TRAIN
『お前、暗いなあ。』
初めて菊池が浩太に話しかけたのは、高校一年の四月。
たまたま同じクラスで、席が隣同士だったことがきっかけだった。
周囲と馴染めずにいた浩太に、菊池はなんの躊躇もなく話しかけてきたのだ。
派手な外見は彼が生まれ持ったもので、整った顔や、底抜けに明るい性格は周囲からも好意的に取られていた。
反対に、生れてこの方、ずっと根暗で地味を貫き通してきた浩太は、「ある事件」がきっかけで人間不信に陥り、地味な顔は輪をかけて薄暗く、その目は疑心暗鬼で満ちていた。
それは、家族も、小中学校からの友人も例外ではない。
浩太はこの広い世界の中で一人ぼっちだった。
ありとあらゆるものが浩太の敵だった。
自分に声をかけてくる意味も分からず、浩太は最初、菊池に異常な警戒心を抱いていた。
「(こいつも一緒の中学から来た奴らからおれの話しを聞いたんだ…きっと仲良くなる振りをして、裏でおれを笑い物にするに違いない。)」
濁り切った瞳でちら、と菊池を見た浩太は、それから半年ほど、呼びかけられても彼の顔をまともに見る事はなく、頑なに心を閉ざしていた。
しかし、菊池のしつこさは半端ではなかった。
菊池は事あるごとに浩太にちょっかいを出し、交流を求めてきた。
ある時は教室で、ある時は授業で、ある時は休み時間のトイレ、さらにある時はプライベートの時間にさえ現れ、菊池はくだらない話を土産に、浩太を構い倒したのだ。

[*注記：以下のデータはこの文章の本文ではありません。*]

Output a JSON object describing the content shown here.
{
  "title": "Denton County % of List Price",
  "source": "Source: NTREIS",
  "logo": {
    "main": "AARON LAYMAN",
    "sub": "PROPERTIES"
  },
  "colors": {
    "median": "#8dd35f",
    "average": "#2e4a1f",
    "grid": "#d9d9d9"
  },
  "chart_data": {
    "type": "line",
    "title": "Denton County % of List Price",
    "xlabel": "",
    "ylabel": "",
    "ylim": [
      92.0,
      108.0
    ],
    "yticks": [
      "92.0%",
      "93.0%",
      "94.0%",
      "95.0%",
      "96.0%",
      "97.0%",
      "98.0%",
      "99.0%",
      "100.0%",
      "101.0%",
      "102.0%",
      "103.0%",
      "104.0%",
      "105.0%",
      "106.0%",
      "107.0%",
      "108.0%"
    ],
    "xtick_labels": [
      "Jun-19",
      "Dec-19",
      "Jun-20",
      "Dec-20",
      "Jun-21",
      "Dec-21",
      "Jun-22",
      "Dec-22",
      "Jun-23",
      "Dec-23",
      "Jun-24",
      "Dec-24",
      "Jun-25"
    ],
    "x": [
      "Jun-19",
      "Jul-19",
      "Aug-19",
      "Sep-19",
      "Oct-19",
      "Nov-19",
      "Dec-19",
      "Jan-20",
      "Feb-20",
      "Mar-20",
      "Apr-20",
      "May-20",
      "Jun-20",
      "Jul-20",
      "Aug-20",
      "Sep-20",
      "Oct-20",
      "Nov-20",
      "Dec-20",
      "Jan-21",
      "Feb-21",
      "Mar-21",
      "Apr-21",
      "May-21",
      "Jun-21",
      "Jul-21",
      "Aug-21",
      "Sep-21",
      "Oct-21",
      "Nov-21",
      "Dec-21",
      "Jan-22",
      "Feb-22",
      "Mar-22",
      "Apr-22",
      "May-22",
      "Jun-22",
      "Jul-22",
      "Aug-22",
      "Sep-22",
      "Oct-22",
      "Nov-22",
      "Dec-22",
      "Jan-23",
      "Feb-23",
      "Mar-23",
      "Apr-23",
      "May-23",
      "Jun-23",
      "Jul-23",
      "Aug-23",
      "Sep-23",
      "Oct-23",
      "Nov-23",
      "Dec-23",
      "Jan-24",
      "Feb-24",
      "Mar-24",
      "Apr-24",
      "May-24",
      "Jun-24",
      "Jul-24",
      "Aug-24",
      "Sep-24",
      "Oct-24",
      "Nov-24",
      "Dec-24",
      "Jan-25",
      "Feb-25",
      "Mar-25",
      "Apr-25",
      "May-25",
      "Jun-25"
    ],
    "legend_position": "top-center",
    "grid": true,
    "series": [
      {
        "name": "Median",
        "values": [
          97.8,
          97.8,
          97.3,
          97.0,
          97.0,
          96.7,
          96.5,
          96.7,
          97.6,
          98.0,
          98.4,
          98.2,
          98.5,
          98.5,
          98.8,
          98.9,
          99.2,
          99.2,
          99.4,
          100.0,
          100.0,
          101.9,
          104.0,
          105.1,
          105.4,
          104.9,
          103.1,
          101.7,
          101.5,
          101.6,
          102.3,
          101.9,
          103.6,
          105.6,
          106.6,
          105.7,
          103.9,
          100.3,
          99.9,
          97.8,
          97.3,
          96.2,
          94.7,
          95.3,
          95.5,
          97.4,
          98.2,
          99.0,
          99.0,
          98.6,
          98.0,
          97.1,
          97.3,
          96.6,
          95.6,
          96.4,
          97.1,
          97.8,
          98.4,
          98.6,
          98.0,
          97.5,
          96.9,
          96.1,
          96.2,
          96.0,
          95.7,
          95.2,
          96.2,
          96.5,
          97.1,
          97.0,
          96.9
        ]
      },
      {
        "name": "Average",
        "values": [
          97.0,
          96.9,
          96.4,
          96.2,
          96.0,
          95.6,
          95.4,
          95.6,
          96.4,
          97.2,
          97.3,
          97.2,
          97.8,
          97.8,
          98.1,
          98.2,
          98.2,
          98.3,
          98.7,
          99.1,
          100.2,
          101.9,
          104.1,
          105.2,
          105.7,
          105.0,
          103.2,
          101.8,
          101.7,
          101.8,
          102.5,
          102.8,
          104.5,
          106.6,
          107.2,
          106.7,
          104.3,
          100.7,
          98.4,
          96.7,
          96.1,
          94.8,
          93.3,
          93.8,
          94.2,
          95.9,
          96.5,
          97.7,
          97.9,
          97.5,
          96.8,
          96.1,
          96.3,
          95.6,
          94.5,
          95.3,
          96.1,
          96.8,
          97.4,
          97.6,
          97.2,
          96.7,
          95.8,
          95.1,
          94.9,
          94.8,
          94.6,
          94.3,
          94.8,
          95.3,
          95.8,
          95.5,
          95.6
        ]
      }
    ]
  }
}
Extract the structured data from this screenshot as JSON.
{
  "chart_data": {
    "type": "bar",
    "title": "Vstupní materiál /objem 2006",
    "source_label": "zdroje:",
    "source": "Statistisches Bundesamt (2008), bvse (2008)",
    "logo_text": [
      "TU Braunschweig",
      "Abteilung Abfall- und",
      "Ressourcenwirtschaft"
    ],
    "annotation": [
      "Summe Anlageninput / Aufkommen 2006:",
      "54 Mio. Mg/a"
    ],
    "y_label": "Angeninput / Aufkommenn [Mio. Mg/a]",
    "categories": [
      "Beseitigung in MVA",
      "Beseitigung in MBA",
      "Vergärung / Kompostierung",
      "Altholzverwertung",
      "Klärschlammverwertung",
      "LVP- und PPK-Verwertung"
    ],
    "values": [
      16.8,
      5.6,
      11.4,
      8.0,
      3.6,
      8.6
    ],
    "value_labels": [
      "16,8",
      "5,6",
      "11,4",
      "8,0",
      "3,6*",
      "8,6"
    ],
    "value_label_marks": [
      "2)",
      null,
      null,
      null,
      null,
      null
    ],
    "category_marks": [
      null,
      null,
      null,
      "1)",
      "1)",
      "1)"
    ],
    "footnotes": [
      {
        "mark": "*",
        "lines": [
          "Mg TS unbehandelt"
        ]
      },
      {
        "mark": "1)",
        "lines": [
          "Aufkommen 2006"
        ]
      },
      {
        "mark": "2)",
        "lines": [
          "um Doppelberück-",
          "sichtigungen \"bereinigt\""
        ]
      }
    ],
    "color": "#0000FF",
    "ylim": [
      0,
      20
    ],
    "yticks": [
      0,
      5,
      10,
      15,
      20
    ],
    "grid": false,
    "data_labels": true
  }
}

「懐かしいなぁ…。お前を振り向かせるには多大な努力と体力と時間を要した。」
「お前のしつこさは異常だったよ。」
「違うぜ浩太。粘り強かったと言ってくれ。」
「教えてやろうか。そういうのをな、粘着質っていうんだ。」
「人を納豆みてぇに言うんじゃねぇよ。」
もっと言いかたってもんがあるだろうが、と菊池が呟いたので、浩太は「粘着質」という言葉以外のキーワードを頭の中で懸命に探してみたが、他にぴったりと思いつく言葉が出てこなかったので、やはり「菊池は粘着質」という所に落ち着いた。
夜の電車はラッシュの時間も過ぎて閑散としている。
浩太と菊池の乗る車両には、彼らの他に酔っ払いのおっさんと、バカみたいにイチャイチャとしているカップル以外客はいない。
網棚には誰かが忘れて行った週刊誌。
そして緩いカーブに差し掛かると、電車の床を空になったコーヒーの缶が転がった。
ガタンガタンと揺れながら、4両編成の小さな箱は、線路に沿って蛇行しながら夜の街を駆けてゆく。
見慣れた風景は闇に閉ざされ、あるいは薄暗い明りに灯され昼間とは全く別の顔になっていて、懐かしいと思う前に、どこか新鮮さを覚える。
この街での18年間の想い出が電車に乗って流れてゆく。
「短かったなぁ。」
「…」
ぽつりと菊池が呟いたのを聞いて、浩太は黙って頷いた。
彼の言う「短い」が高校を表す3年なのか、この街で暮らした18年間なのか。
どちらを指すのかは分からなかったが、どちらにしろ大差ないような気もした。
振り返ればあっという間。
菊池に粘着質に付きまとわれたことも、今では良い思い出になっている。
菊池も浩太と同じく、この街から出てゆくことを最初から決めていたらしかった。
彼はこの電車の終点駅で、浩太とは反対方向の新幹線に乗車する。